Понятно, художник Зиновий Марголин не мог не учитывать, что это первая премьера на новой сцене. Раз так, надо показать товар, то бишь технические возможности, лицом. Что и сделано. Пространство делят поперек стены, украшенные орнаментом в стиле ар нуво (поскольку вневременное действие оперы Даргомыжского по драме Пушкина перенесено примерно в конец XIX века).
Стены легко и бесшумно движутся, тесня одну социальную группу (например, гостей на княжеской свадьбе) и открывая простор другой (например, крестьянам). На заднике плывут видеооблака, да не простые, а двойные: половина кислотной расцветки, вторая — сепия.
Последний акт — отнюдь не берег Днепра, куда является тоскующий Князь и где ему является дочурка от брошенной и утопившейся Наташи, ставшей боссом русалок, — здесь это театр, представление некой оперы из русалочьей жизни: водоплавающие в красивых хвостатых платьях от Марии Даниловой храбро висят в укрепленных вертикально лодках, спереди и сзади волны из горизонтальных планок, все это разнонаправленно колышется, вздымается и вообще демонстрирует неограниченный ресурс новых мариинских штанкетов. А небытие, в которое отбывает Князь, символизирует открывшаяся 80–метровая (!) глубина сцены.
Тест–драйвом, собственно, содержание исчерпывается. Режиссер Василий Бархатов справедливо полагает, что сейчас рассказывать на полном серьезе эту историю — с потусторонними чудесами, инфернальной мстительницей, помешавшимся Мельником, возглашающим хрестоматийное "Я здешний ворон", и прочим архаичным оперным пафосом было бы смехотворно. Поэтому он уводит значительную часть происходящего в подсознание Князя, заставляет его рефлексировать и мучиться на манер чеховского Иванова.
Апогея эта технология достигает в IV акте, когда последние разборки героя, его жены, Русалки, их дочери, Мельника и примкнувшей Ольги, компаньонки Княгини, происходят на одной половине сцены — это Князев мозг, в то время как на другой его безуспешно пытаются реанимировать после инфаркта, до которого довела нечистая совесть.
Придумано в самом деле любопытно.
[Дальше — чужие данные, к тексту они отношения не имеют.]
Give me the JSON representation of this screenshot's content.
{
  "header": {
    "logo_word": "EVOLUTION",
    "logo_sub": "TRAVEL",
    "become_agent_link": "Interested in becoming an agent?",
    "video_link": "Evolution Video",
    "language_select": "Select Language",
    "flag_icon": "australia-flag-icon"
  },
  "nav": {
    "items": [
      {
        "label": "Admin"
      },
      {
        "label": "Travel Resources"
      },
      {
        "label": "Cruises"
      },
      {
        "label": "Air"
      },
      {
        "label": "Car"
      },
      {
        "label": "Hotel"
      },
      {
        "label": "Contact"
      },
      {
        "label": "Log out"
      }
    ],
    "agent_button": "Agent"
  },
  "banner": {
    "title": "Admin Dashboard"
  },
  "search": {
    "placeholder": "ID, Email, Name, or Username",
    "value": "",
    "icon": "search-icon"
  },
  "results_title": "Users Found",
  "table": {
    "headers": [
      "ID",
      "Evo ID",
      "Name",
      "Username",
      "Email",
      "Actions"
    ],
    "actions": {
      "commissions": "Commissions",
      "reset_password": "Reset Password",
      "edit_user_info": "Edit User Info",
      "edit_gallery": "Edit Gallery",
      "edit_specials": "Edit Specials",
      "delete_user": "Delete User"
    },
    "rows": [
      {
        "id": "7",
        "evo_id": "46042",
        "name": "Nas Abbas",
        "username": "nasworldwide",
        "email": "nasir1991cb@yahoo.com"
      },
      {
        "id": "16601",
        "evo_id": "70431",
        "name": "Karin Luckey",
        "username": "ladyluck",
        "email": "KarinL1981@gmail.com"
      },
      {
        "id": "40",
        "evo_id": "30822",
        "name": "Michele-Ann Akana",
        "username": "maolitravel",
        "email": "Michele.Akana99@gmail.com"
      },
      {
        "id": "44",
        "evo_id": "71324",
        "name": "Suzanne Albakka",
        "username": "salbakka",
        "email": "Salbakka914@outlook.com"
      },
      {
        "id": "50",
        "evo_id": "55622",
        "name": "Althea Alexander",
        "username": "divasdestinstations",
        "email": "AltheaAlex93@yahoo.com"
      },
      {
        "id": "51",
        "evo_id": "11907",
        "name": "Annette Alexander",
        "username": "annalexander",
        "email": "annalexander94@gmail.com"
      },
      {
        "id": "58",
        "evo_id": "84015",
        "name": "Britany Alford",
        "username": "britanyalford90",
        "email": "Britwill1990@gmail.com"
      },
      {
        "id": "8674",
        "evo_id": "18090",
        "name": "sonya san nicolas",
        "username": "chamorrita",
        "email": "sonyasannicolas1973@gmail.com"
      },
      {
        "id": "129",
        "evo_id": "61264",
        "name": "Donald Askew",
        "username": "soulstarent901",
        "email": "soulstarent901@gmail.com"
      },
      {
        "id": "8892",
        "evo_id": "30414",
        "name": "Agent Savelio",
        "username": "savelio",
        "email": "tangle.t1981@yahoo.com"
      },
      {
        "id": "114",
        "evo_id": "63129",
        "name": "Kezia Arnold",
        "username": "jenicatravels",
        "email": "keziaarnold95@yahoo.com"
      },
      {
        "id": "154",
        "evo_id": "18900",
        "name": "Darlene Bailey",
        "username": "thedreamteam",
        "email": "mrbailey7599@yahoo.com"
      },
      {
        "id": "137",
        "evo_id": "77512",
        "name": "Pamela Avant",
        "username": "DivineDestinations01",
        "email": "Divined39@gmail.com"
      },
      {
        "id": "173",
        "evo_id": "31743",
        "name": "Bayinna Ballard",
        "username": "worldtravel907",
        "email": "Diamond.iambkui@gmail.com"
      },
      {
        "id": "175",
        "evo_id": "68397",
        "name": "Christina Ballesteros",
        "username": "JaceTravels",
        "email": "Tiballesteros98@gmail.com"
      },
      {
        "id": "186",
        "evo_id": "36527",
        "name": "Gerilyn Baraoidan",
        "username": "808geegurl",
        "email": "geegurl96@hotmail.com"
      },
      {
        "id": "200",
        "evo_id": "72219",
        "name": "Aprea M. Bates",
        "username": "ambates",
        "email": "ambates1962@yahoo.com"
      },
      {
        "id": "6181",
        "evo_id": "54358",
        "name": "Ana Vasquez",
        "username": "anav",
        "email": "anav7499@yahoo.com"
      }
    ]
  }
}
Но в том–то и трудность театра: придумать — одно, сделать — другое.
Почему постановки Чехова скучны так часто, что кое–кто втихомолку винит в этом автора? Потому что этих персонажей нельзя представлять, изображать — они должны вырасти изнутри, чтобы переживания того же Иванова стали актеру своими, а значит, и нашими. Александр Тимченко, певший Князя в том составе, что я видел, — артист умный, добросовестный, но он не достигает психологической достоверности и эмоционального градуса, которые сделали бы убедительными навязанные музыке режиссерские решения (к примеру, герой, мучимый раскаянием, привязывает к спинке кровати брючный ремень ипытается удавиться). Тем более что и музыка Даргомыжского не такова, что, стоит ей отдаться, истина страстей и правдоподобие чувствований снизойдут сами собой.
Кстати сказать, есть безошибочный критерий внутренней правды. Дикция — дело не только техники, просто, когда певцы до конца понимают смысл произносимого, мы в зале слышим каждое слово. Асмик Григорян — Наташа пела, разумеется, по–русски, но понять, что это за язык, удавалось в считанных местах обширной партии…
Придать тест–драйву драйв, одушевить и зажечь всю эту умозрительную конструкцию своим темпераментом не удалось и Валерию Гергиеву за пультом — быть может, потому, что перед спектаклем маэстро отыграл симфонический концерт.